Depuis le vendredi 9 janvier, l'Afrique du Sud reçoit un exercice naval d'envergure dans le cadre des Brics qui pourrait irriter Washington, alors que les relations entre les deux pays sont au plus bas. Pour apaiser les américains, le média sud-africain News24 a révélé que l'Iran, qui devait participer, a été relégué au dernier moment au statut d'observateur à la demande de Pretoria.
Les navires iraniens sont bien arrivés dans les eaux sud-africaines, mais resteront au port. Pour la première fois, le pays membre des Brics+ devait participer aux exercices militaires en mer avec l'Afrique du Sud, la Russie ou encore la Chine, dans l'optique de lutter contre la piraterie et protéger les routes commerciales. Finalement, l'Iran se retire et ne sera qu'observateur, annonce le média news24, qui explique que la demande vient de Pretoria.

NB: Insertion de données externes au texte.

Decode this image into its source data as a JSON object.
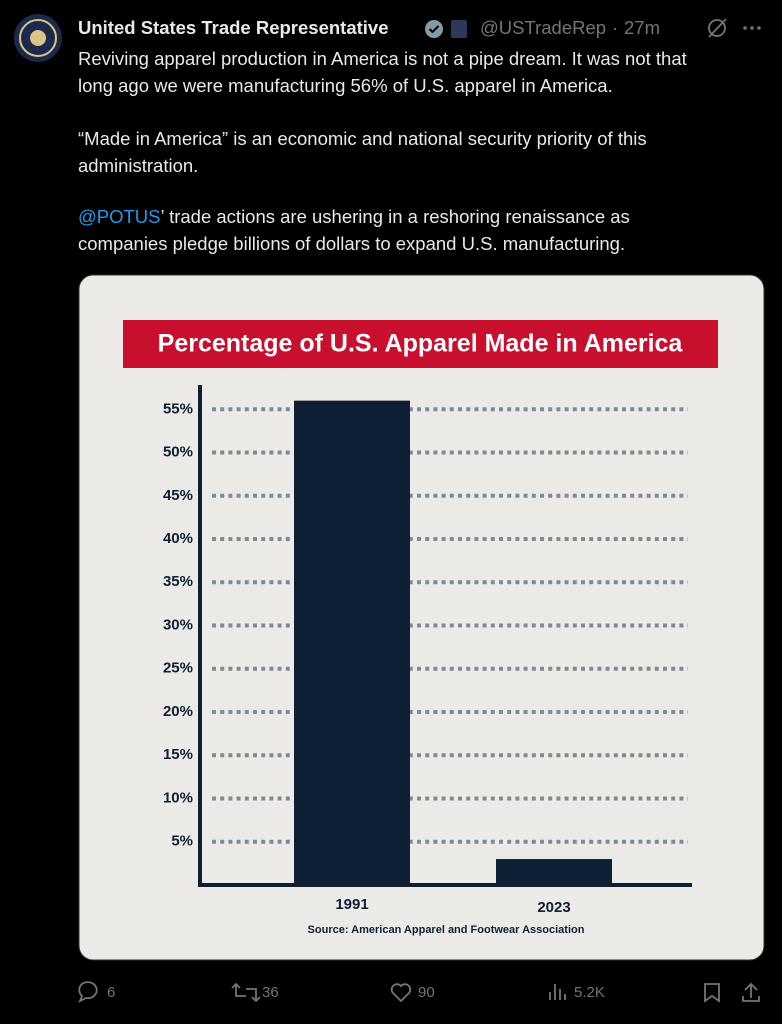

Au même moment, l'avenir de l'Agoa se joue de l'autre côté de l'Atlantique et l'Afrique du Sud, en pleine guerre diplomatique avec Washington, sait qu'elle pourrait être exclue de cet accord commercial américain.
Un exercice militaire avec l'Iran n'aurait rien arrangé. La République islamique étant accusée de réprimer les manifestations dans le sang, Donald Trump a récemment agité la menace d'une intervention militaire.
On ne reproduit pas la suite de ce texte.